Hidup di dunia realitas ini, tak semua berjalan dengan hitungan matematis, 1+1 tidak selalu sama dengan 2. Dan mereka yang memilih ya alias memilih memaksakan dirinya untuk melakukan sesuatu yang tidak sesuai dengan akal sehat, tentulah wajar jika dituduh tidak memiliki akal sehat alias tidak masuk akal.
Tapi sebentar dulu, menurut Anda: apa sih pengertian tidak masuk akal?
Ada yang mau jawab? Kok sepi? Yang di depan, belakang? Ya.. Anda yang sedang pegang Blackberry. Apa artinya tidak masuk akal? (penulis ngaco, mana bisa tulisan dibikin interaktif? Sok tahu! Heheheh :)
Tidak masuk akal itu ada dua pengertiannya. Ini menurut saya lho, lha tadi saya tanya menurut Anda, Anda diam saja. Hehehe, makin parah ngaconya!
Yang pertama, tidak masuk akal berarti memang faktanya salah.
Alias logika berfikirnya salah. Misalnya: meja kayu adalah meja yang terbuat dari roti. Ya jelas salah. Yang betul atau yang masuk akal adalah meja yang terbuat dari besi, eh kayu. Ya.. Kayu. Itu yang masuk akal.
Yang kedua, tidak masuk akal juga bisa berarti akal kita tidak bisa menjangkaunya alias belum mampu memahaminya.
Misalnya: dulu membayangkan pendaratan manusia di bulan dianggap gak masuk akal. Karena belum pernah ada yang melakukannya. Columbus yang berniat memutari bumi dianggap nggak masuk akal karena pengertian umum orang-orang pada jaman itu: bumi itu datar. Nanti di ujung bumi, Columbus akan nyemplung dan hilang entah kemana. Di dunia kedokteran, santet dianggap nggak logis. Bagaimana mungkin bisa ada sendok garpu masuk perut tanpa melukai tubuh korbannya? Lewat mana masuknya? Dengan teknologi apa?

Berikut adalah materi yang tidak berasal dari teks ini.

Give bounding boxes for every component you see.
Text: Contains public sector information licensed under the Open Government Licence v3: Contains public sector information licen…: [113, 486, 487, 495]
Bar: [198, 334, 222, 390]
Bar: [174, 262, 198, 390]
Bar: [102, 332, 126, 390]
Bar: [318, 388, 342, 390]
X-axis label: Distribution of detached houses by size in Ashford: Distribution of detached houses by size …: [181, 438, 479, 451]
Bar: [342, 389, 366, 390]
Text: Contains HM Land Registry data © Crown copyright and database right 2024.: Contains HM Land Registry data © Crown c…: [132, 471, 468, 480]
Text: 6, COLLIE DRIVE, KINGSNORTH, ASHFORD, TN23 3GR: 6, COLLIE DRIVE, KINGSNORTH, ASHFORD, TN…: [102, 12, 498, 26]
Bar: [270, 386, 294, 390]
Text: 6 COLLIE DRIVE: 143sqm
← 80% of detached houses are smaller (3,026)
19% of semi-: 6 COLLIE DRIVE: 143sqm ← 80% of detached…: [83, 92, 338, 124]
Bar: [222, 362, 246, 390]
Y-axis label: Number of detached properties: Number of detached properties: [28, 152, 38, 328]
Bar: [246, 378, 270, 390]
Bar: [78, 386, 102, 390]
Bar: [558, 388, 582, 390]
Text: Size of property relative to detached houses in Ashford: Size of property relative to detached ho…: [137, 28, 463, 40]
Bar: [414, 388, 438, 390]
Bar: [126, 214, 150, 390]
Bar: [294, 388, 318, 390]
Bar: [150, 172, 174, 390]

Nah, saat waktu berlalu: kita tahu bahwa hal-hal aneh ini bisa terjadi, nyata terjadi meskipun secara logika mungkin kita tetap tak bisa mempercayainya.
Nah, saat akal tak menjangkau, kita mengenal yang disebut sebagai iman. Makanya, ada ungkapan sami'na wa atho'na dalam Islam, yang artinya: saya dengarkan dan taati. Ini khas dunia pesantren, yang biasanya sering diartikan: seorang kyai itu dianggap mutlak perintahnya, santri-santri harus sami'na wa atho'na. Lebih parah lagi, ungkapan ini dianggap anti demokrasi, anti kritik, taqlid buta, tidak menjunjung azas persamaan dan egalitarianisme.
Padahal dalam hidup kita, pemaknaan sami'na wa atho'na ini begitu luasnya. Coba kita tengok saat kita bayi dan ibu melatih kita untuk belajar jalan. Apakah Ibu menjelaskan dulu manfaat-manfaat belajar jalan kepadamu? Apakah Ibu meminta persetujuanmu untuk melatihmu belajar jalan? Apakah engkau protes? Tidak. Tak ada persetujuan, engkau juga tak protes. Semua berjalan alamiah sampai saatnya nanti engkau - setelah belajar, setelah Iqra' - paham manfaatnya bisa berjalan dengan kedua kaki.